Tanuja’s books and music have been included in university, graduate school, and high school curriculums worldwide. She has guest-taught/lectured worldwide as well. She is working on her next book/album, and would like to acknowledge with gratitude the land of the Dawn/the Wabanaki, upon which she is doing so. Please visit www.ThisIsTanuja.com/blog/for resources on how to help with India’s Covid crisis (note: though the #BooksForHope auction has closed, you can still donate here).
“[Tanuja] is a writer, musician, and activist who works tirelessly building cultural bridges and bringing awareness about pressing issues relating to women at the intersections of race and class to the forefront.”
—BookRiot
BACKGROUND:
After a babyhood in Bombay, Boston-born Tanuja grew up in Wilbraham, Massachusetts (home of Friendly’s ice cream!), and moved to New York City after attending Brown University.

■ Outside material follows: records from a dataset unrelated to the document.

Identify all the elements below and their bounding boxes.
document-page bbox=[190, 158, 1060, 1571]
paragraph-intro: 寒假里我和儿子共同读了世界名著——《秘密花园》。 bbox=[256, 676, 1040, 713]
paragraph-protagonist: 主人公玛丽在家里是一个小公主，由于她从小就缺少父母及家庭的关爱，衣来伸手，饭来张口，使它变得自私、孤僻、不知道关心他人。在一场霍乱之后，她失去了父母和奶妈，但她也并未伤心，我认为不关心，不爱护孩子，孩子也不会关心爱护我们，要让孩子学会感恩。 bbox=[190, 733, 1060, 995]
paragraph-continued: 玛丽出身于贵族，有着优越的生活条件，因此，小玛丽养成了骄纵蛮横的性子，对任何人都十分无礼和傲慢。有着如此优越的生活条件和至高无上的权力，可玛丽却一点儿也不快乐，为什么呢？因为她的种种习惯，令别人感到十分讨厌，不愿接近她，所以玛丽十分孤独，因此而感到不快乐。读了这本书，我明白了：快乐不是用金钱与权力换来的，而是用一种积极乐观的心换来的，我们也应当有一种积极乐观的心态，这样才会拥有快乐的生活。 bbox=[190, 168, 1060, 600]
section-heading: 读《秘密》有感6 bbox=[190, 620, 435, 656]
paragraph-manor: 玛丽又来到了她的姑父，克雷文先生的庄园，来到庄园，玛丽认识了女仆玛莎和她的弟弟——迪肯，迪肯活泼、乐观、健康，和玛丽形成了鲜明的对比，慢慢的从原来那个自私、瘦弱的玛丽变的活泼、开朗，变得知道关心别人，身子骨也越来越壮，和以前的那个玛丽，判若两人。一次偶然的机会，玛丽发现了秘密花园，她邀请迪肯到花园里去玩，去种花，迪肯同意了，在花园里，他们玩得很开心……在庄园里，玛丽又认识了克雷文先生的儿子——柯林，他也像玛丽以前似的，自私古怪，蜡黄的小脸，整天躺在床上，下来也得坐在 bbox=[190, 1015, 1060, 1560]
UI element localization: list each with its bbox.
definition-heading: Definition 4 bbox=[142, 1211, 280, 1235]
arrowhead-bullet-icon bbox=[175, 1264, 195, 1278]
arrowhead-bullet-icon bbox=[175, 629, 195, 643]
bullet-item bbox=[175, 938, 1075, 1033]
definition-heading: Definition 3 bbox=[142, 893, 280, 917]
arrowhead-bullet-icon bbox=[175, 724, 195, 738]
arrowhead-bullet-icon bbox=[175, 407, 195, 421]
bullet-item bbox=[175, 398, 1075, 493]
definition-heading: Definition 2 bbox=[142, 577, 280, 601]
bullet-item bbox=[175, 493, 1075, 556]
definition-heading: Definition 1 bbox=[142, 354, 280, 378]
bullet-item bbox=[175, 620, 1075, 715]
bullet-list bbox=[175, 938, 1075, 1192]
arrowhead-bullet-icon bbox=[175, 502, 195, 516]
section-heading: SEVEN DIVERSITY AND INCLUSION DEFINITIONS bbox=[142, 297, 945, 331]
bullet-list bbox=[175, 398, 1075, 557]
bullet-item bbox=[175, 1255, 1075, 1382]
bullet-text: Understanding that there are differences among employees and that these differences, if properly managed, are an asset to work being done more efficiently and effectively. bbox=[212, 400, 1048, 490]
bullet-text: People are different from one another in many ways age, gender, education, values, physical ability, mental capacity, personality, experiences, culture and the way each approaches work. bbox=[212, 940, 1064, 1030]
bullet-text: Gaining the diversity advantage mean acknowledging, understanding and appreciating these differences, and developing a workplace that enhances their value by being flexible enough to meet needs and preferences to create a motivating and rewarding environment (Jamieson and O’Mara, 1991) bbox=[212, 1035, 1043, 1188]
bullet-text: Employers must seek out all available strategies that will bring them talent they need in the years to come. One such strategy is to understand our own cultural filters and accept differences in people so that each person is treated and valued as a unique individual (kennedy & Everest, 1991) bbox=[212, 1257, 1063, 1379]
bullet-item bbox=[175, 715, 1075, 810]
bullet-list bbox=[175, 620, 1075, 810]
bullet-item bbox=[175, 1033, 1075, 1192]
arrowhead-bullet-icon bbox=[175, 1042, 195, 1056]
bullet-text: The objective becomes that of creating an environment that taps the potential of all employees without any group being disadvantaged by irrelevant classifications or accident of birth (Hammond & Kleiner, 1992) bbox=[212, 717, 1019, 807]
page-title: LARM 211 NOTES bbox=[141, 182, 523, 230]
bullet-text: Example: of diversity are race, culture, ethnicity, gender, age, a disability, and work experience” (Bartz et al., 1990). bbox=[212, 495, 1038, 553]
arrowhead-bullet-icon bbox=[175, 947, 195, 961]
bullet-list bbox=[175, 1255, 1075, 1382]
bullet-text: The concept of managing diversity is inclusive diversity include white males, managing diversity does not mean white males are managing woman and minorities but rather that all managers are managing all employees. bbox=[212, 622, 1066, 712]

During her NYC years she worked jobs as a copyeditor, magazine writer/editor, interned at the literary magazine The Paris Review, hostessed at a Tex Mex restaurant, worked as a secretary in the Whitney Museum’s Film & Video Department, walked a saluki dog (who one day escaped and sent her on a 100 mph chase through Central Park), co-hosted an online streaming music program, party promoted at nightclubs, wrote and directed the award-winning short film The Test, and was the front-woman in punk-pop band io, regularly playing the downtown circuit—in other words, she assiduously avoided writing a novel (which she did as well trans-Atlantically during a year of living in Paris, France).
It was only when she moved into a flat on Portobello Road in London that the tale of Dimple Lala became clear: Born Confused was born after nine months of writing around the clock in nearby cafes and at a desk by the flat’s window overlooking the fruit and veg vendors of Portobello Market, Intoxica Records, and a betting joint. Bombay Blues—well, that’s another story.
And now, full-circling to the other side of the sea, she is working on the next one.